In the swirl of scrutiny surrounding the big Silicon Valley tech companies and with some in Congress declaiming that Section 230 of the Communications Decency Act (CDA) should be curtailed, 2019 has quietly been an important year for CDA jurisprudence with a number of opinions enunciating robust immunity under CDA Section 230. In particular, there has been a trio of noteworthy circuit court-level opinions rejecting plaintiffs’ attempt to make an “end run” around the CDA based on the assertion that online service providers lose immunity if they algorithmically recommend or recast content in another form to other users of the site.

This week, in a case with an unsettling fact pattern, the Ninth Circuit made it a quartet – ruling that a now-shuttered social networking site was immune from liability under the CDA for connecting a user with a dealer who sold him narcotics that culminated in an overdose. The court found such immunity because the site’s functions, which included content recommendations and notifications to members of discussion groups, were “content-neutral tools” used to facilitate communications. (Dyroff v. The Ultimate Software Group, Inc., No. 18-15175 (9th Cir. Aug. 20, 2019)). 

On social media and other sites that process user postings, automated processes are an integral part of how content is displayed, shared or organized, and as such, the current decision is significant in firmly placing such automated site functions within the ambit of CDA immunity.

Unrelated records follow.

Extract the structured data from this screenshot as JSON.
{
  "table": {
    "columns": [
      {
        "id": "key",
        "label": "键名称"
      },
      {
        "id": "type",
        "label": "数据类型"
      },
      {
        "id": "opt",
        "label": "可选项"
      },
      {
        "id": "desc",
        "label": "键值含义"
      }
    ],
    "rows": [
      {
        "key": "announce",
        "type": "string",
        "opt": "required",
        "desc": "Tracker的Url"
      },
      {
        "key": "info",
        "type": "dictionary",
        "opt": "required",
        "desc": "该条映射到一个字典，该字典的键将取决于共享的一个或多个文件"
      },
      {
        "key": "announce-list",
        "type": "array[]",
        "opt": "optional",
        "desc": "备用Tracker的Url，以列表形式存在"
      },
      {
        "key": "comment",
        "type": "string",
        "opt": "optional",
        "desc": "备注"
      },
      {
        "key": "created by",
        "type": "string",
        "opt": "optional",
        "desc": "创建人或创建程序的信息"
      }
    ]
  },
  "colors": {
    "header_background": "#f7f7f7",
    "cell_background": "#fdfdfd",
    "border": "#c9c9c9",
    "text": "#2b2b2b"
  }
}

In the Ultimate Software case, the site in question, Experience Project, was a now-defunct social networking website made up of various online communities or groups where users anonymously shared their experiences and posted and answered questions with other users about different topics. Experience Project allowed users to register with anonymous user names and thereafter join or start groups based on their interests, without limitation, ranging from the inoffensive “I Like Dogs” to the more nefarious “I Love Heroin.” The defendant, using advanced data-mining algorithms, analyzed the posts and other user data to, among other things, steer users to other groups on its website through its proprietary recommendation functionality and transmit alerts about posts to members within groups, some of which were dedicated to narcotics and facilitated illegal drug sales.

The plaintiff Kristanalea Dyroff (“Plaintiff”) sued Ultimate Software after her son died from an overdose from heroin he allegedly bought from a drug dealer he met online through their respective posts on the Experience Project.  (Incidentally, the drug dealer was ultimately arrested and prosecuted.)  Plaintiff claimed that defendant Ultimate Software operated Experience Project in an unlawful manner that facilitated extensive drug trafficking and that its mining of data from users’ posts to make recommendations steered the plaintiff’s son toward heroin-related discussion groups. She advanced negligence and other related tort claims, including a separate failure to warn claim. Defendant countered that the CDA barred most of the claims, as the site was an interactive computer service and plaintiff was attempting to treat the defendant as a publisher of third-party content.

In November 2017 the district court dismissed the action, finding, in pertinent part, that the defendant’s “[content]-neutral tools” facilitated communication but did not create or develop the postings in question. In a succinct opinion, the Ninth Circuit affirmed the dismissal. The appeals court held that the recommendation and notification functions of the defendant’s site helped facilitate user-to-user communication, but it did not materially contribute, as Plaintiff argued, to the alleged unlawfulness of the content. The court noted that plaintiff failed to plead that Ultimate Software required users to post specific content, made suggestions regarding the content of potential user posts, or contributed to making unlawful or objectionable user posts.

“It is true that Ultimate Software used features and functions, including algorithms, to analyze user posts on Experience Project and recommended other user groups. This includes the heroin-related discussion group to which Greer posted…. Plaintiff, however, cannot plead around Section 230 immunity by framing these website features as content. By recommending user groups and sending email notifications, Ultimate Software, through its Experience Project website, was acting as a publisher of others’ content.”

In a separate portion of the opinion, the appeals court also found that the defendant, as site owner, did not owe a duty to the plaintiff’s son because the site’s features “amounted to content-neutral functions that did not create a risk of harm.”

The Ultimate Software case is a reminder of the scope of CDA immunity and that many of its applications result in somewhat controversial outcomes – indeed, the case is reminiscent of the recent Seaver decision, where a district court had found that the CDA shielded the organization responsible for maintaining the Tor Browser from various claims stemming from an incident where a minor died after taking illegal narcotics purchased from a site on the “dark web.”

While Ultimate Software and Seaver address very unfortunate factual situations, the decisions do represent the principle that an online service provider, in fashioning its various offerings (particularly social elements or outside content aggregation functions) can rely on the CDA for legal immunity from claims stemming from most automated manipulations of hosted third party content as long as the provider stays within the parameters of the statute.